Identification of a protein responsible for the synthesis of archaeal membrane-spanning GDGT lipids

Abstract

Glycerol dibiphytanyl glycerol tetraethers (GDGTs) are archaeal monolayer membrane lipids that can provide a competitive advantage in extreme environments. Here, we identify a radical SAM protein, tetraether synthase (Tes), that participates in the synthesis of GDGTs. Attempts to generate a tes-deleted mutant in Sulfolobus acidocaldarius were unsuccessful, suggesting that the gene is essential in this organism. Heterologous expression of tes homologues leads to production of GDGT and structurally related lipids in the methanogen Methanococcus maripaludis (which otherwise does not synthesize GDGTs and lacks a tes homolog, but produces a putative GDGT precursor, archaeol). Tes homologues are encoded in the genomes of many archaea, as well as in some bacteria, in which they might be involved in the synthesis of bacterial branched glycerol dialkyl glycerol tetraethers.

Fig. 1. Tes (Maeo_0574 or MA_1486) is sufficient for GDGT synthesis.

LC-MS extracted ion chromatograms of acid hydrolyzed lipid extracts of M. maripaludis wild type (WT) with empty plasmid pMEV4 or ma_1114 heterologous expression showing only production of archaeol, and M. maripaludis WT with maeo_0574 or ma_1486 heterologous expression producing GDGT. Mass spectra are shown in Supplementary Fig. 1. Source data are provided as a Source Data file.

Fig. 2. GDGT biosynthesis pathway, intermediate, and side product.

a LC-MS extracted ion chromatograms of acid hydrolyzed extracts from heterologous expression strains showing that Tes (maeo_0574) can generate not only GDGT, but also the potential biosynthetic intermediate GTGT, and the side product macrocyclic archaeol. b Proposed GDGT biosynthesis pathway based on the Tes heterologous expression products. The chromatograms of all Tes homologs expression strains are shown in Supplementary Fig. 2, and mass spectra are shown in Supplementary Fig. 1. Notice that the double bonds on archaeol may be required for the condensation reaction (see discussion). Source data are provided as a Source Data file.
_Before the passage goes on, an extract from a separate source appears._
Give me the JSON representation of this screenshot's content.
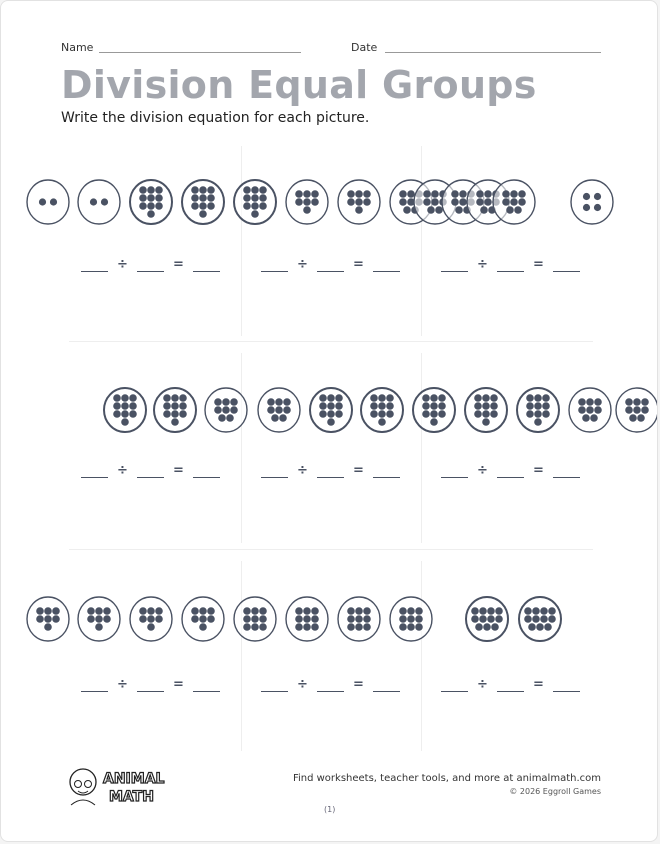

Fig. 3. Quantification of lipids formation during Tes expression in M. maripaludis.

The abundance of core GDGT-related lipids (ng/mg dry cell mass) from heterologous expression of Tes genes maeo_0574, ma_1486, or ma_1114, showing maeo_0574 is more efficient to synthesize GDGT and related lipids than the other homologs. The abundance of core lipids was calculated relative to the peak area of the synthetic C46 GTGT internal standard (5). Results are the mean ± standard error from three biological replicates. Source data are provided as a Source Data file.

Fig. 4. Tes homologs are found in diverse archaeal and bacterial phyla.

These data were generated through BLASTP searches of Tes homologs (e-value < 1e⁻⁵⁰, identity > 20%) in the NCBI database and searching published studies demonstrating GDGT production from pure cultures^,,,,,–. At least one strain or one genome in the phylum, class or order containing the Tes homolog and GDGTs (at least GDGT-0) is marked with a black circle. Otherwise, archaea or bacteria without any Tes homolog or GDGTs are marked with white circles. Uncultured archaeal strains or with cultured strains not yet tested for GDGT production, are marked with gray circles. Only one putative Tes homolog (e-value = 6e⁻⁵³, identity = 28%) was identified from 231 MG-II MAGs (*). Phylogenetic lineages of archaea and bacteria are modified from references^,,. Proteobacteria and acidobacteria are divided into class level and order level, respectively. Terrabacteria, FCB (Fibrobacteres-Chlorobi-Bacteroidetes), PVC (Planctomycetes-Verrucomicrobia-Chlamydiae) and CPR (Candidate Phyla Radiation) are bacterial superphyla^, and only several phyla are shown in each group. Bacterial phyla that do not belong to these groups are assigned “Other” in the figure. Details and references are listed in Supplementary Table 2.